Dell’arte contemporanea e dell’attualità con Alex Occelli e Giuseppe Mirigliano, due che in pittura hanno idee chiare. E prospettive molto diverse
Oltre a essere una rediviva meta del turismo di massa, Genova è la città di uno sfizioso spazio alternativo ai soliti circuiti del contemporaneo: SP21. Studio d’artista di Anto Milotta e Giuseppe Mirigliano, nonché una manciata di metri quadri adibiti a luogo di confronto artistico. La filiera si accorcia, l’impenetrabile backstage – sì, lo studio – diviene spazio polifunzionale, in cui l’arte si produce e si consuma. Tutto all’interno di un grosso edificio grigio cemento anni 50′ che vedendolo verrebbe voglia d’invocare una Santa Inquisizione del piano regolatore, ma la cui più grande pecca è semplicemente l’essere stretto tra quella botta di medioevo offerta dalla Genova fronte Acquario. Un pezzo di cementificazione genovese d’antan, non certo quella da levate di scudi ideologiche d’oggigiorno.

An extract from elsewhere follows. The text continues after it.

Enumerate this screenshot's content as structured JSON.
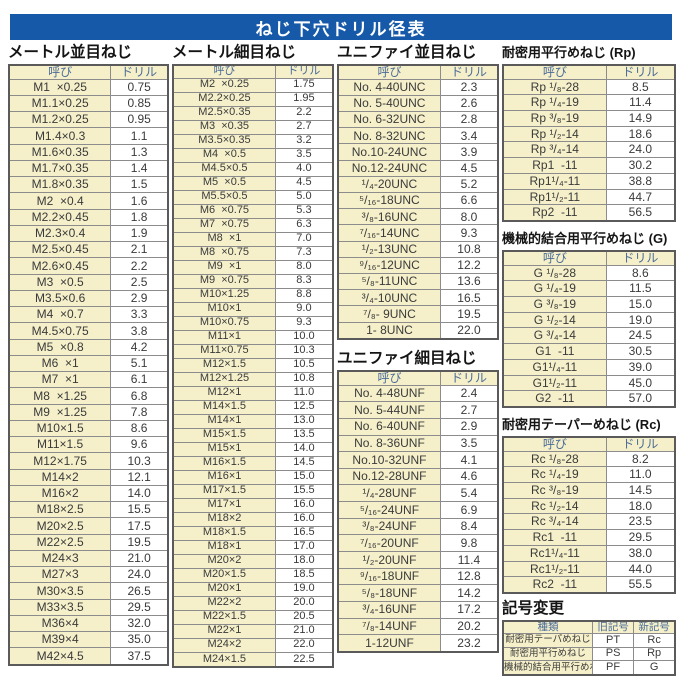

Fino all’undici novembre prossimo, SP21 si apre a “Space time continuum”. Progetto curato da Anna Daneri, che prende a prestito l’idea di orizzonte pittorico personale per riflettere sul presente in prospettiva aperta e comunitaria, incrociando la ricerca dello stesso Mirigliano a quella di Alex Occelli. Artisti che, fondamentale anticipazione, seguono direzioni molto diverse tra loro. Occelli è diretto, produce serialmente immagini a portata di smartphone, piccole tele che uniscono la più classica ed evocativa delle idee di orizzonte – mare e cielo – alla più contemporanea fruizione/comunicazione social. Una lunga striscia, ritmata da ambientazioni complementari a parole (cose come “enjoy”, “like”, “amore” etc.) che si materializzano – qui fondamentale la scelta della grafite – in sovrimpressioni assolutistico-motivazionali. È il paradosso di Occelli: parodiare quel tipo di comunicazione rendendola pietrificata, non scrollabile, non consumabile come cultura social vorrebbe. Nel suo orizzonte ci ha servito un parallelo tra linguaggi distanti per concezione, tra una pittura che affonda le radici nel passato, e una comunicazione social radicata nel presente, correggendo un effetto potenzialmente distopico al netto di una comune forzatura bidimensionale. Calcando la mano proprio sulla riproducibilità del vero; su ambientazioni che lui ha ritratto en plein air, ma che noi, nativi tridimensionali di vecchia data, possiamo vivere solo nell’assenza di profondità data dall’interposta persona.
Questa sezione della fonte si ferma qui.